Als er an diesem Abend nach Hause fuhr, studierte er die Abendzeitung sorgfältig, um zu sehen, ob irgend etwas über ein Verbrechen erwähnt war. Aber er fand nichts, und er wußte kaum, ob er darüber erleichtert oder enttäuscht sein sollte.
Der folgende Morgen war naß, so naß, daß wohl auch der fanatischste Golfspieler seinen Eifer gedämpft hätte. Jack stand in der letzten Minute auf, schlang sein Frühstück hinunter und rannte, um den Zug zu erreichen. Wiederum durchsuchte er eifrig die Zeitung. Immer noch kein Bericht über irgendeine grausige Entdeckung. Die Abendzeitung brachte auch nichts.
Komisch, sagte sich Jack. Aber das wird es sein - ein paar kleine Jungen, die im Walde gespielt haben.
Am nächsten Morgen war er schon früh draußen. Als er an dem kleinen Landhaus vorbeikam, bemerkte er mit einem Seitenblick das Mädchen, das wieder im Garten Unkraut zupfte. Offenbar eine Gewohnheit von ihr.
Er schlug seinen Ball in ihre Nähe, in der Hoffnung, daß sie ihn bemerken würde. Als er auf sein nächstes Ziel zuging, sah er auf die Uhr. »Gerade wieder fünfundzwanzig Minuten nach sieben«, murmelte er. »Ich bin gespannt ...«
Die Worte erstarben auf seinen Lippen.
Hinter ihm ertönte der gleiche Schrei, der ihn schon einmal entsetzt hatte. Eine Frauenstimme rief in schrecklicher Bedrängnis:
»Mord! Hilfe! Mord!«
Jack jagte zurück. Das Mädchen mit den Stiefmütterchenaugen stand an der Pforte. Sie hob erstaunt den Kopf, als Jack triumphierend auf sie zulief und ausrief:
»Diesmal haben Sie es aber gehört!«
Sie musterte ihn von oben bis unten, so daß Jack unbehaglich von einem Fuß auf den anderen trat.
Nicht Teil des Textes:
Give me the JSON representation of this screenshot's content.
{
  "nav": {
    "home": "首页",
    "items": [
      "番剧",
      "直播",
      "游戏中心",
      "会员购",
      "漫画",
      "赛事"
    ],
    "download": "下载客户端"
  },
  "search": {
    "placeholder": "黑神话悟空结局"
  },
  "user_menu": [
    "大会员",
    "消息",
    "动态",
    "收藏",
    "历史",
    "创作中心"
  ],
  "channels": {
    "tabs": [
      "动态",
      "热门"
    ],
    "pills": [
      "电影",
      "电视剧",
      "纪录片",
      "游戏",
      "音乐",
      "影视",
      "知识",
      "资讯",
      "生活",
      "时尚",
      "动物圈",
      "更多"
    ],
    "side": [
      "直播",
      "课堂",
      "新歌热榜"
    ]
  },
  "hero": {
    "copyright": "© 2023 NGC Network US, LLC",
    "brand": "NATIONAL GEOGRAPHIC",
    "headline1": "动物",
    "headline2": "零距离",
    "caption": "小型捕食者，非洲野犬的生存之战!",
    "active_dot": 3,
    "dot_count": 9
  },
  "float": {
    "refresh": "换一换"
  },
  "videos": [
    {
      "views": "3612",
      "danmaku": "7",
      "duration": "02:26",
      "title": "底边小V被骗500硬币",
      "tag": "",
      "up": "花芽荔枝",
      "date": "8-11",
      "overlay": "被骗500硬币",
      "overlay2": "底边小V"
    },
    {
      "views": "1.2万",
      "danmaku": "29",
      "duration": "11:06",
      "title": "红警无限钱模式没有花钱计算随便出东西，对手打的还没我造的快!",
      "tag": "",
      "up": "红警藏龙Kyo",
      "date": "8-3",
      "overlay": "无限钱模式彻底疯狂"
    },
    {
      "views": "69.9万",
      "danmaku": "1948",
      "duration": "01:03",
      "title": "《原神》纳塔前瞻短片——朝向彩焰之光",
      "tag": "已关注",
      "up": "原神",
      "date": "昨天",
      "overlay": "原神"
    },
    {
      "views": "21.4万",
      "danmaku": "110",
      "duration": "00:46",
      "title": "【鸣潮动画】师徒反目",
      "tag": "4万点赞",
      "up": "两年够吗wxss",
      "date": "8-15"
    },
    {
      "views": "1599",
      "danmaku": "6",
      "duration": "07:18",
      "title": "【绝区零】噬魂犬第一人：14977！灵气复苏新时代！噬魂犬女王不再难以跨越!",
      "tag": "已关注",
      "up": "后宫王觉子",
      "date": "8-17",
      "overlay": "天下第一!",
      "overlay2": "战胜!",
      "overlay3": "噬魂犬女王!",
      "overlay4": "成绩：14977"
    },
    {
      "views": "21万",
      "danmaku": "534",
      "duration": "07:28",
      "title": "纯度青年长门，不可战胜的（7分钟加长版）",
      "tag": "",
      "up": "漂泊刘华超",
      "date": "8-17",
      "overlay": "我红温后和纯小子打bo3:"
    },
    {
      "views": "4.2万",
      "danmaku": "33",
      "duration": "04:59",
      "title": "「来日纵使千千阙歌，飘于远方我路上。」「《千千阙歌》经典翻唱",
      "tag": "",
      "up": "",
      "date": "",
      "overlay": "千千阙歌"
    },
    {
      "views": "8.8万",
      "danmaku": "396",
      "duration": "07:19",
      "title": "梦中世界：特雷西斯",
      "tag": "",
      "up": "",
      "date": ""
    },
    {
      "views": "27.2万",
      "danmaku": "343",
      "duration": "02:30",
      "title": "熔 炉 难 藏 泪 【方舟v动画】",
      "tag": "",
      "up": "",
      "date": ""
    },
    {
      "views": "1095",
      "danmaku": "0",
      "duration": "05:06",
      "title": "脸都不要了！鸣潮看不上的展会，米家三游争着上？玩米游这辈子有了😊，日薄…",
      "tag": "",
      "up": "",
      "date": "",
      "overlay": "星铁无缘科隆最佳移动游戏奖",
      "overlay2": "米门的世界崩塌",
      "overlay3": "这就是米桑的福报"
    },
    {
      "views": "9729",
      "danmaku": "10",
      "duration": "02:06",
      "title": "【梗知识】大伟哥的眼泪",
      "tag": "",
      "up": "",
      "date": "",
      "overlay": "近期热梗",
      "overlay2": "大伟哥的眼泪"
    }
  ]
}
Er merkte, wie sie vor ihm zurückschreckte, und als er auf sie zuging, sah sie sich ängstlich um, als sei sie bereit, ins Haus zu rennen, um Schutz zu suchen.
Sie schüttelte ihren Kopf und starrte ihn verständnislos an.
»Ich habe überhaupt nichts gehört«, sagte sie.
Es war, als hätte sie ihm einen Schlag versetzt. Sie sagte das so überzeugend, daß er ihr glauben mußte. Trotzdem, er konnte es sich nicht eingebildet haben - es konnte nicht sein, nein, es konnte keine Einbildung sein.
Ihre Stimme klang fast ein wenig mitleidig, als sie ihn fragte:
»Sie haben einen Schock beim Bombenangriff erlitten, was?«
Nun begriff er den Ausdruck der Furcht, ihren verstohlenen Blick zum Fenster. Sie glaubte, er habe Halluzinationen.
Und dann, wie eine kalte Dusche, kam ihm der fürchterliche Gedanke: Hatte sie recht? Litt er wirklich an einer Täuschung? Entsetzt über diese Möglichkeit, drehte er sich abrupt um und stolperte ohne ein Wort der Erklärung davon. Das Mädchen schaute ihm nach, seufzte und bückte sich kopfschüttelnd, um weiterzujäten.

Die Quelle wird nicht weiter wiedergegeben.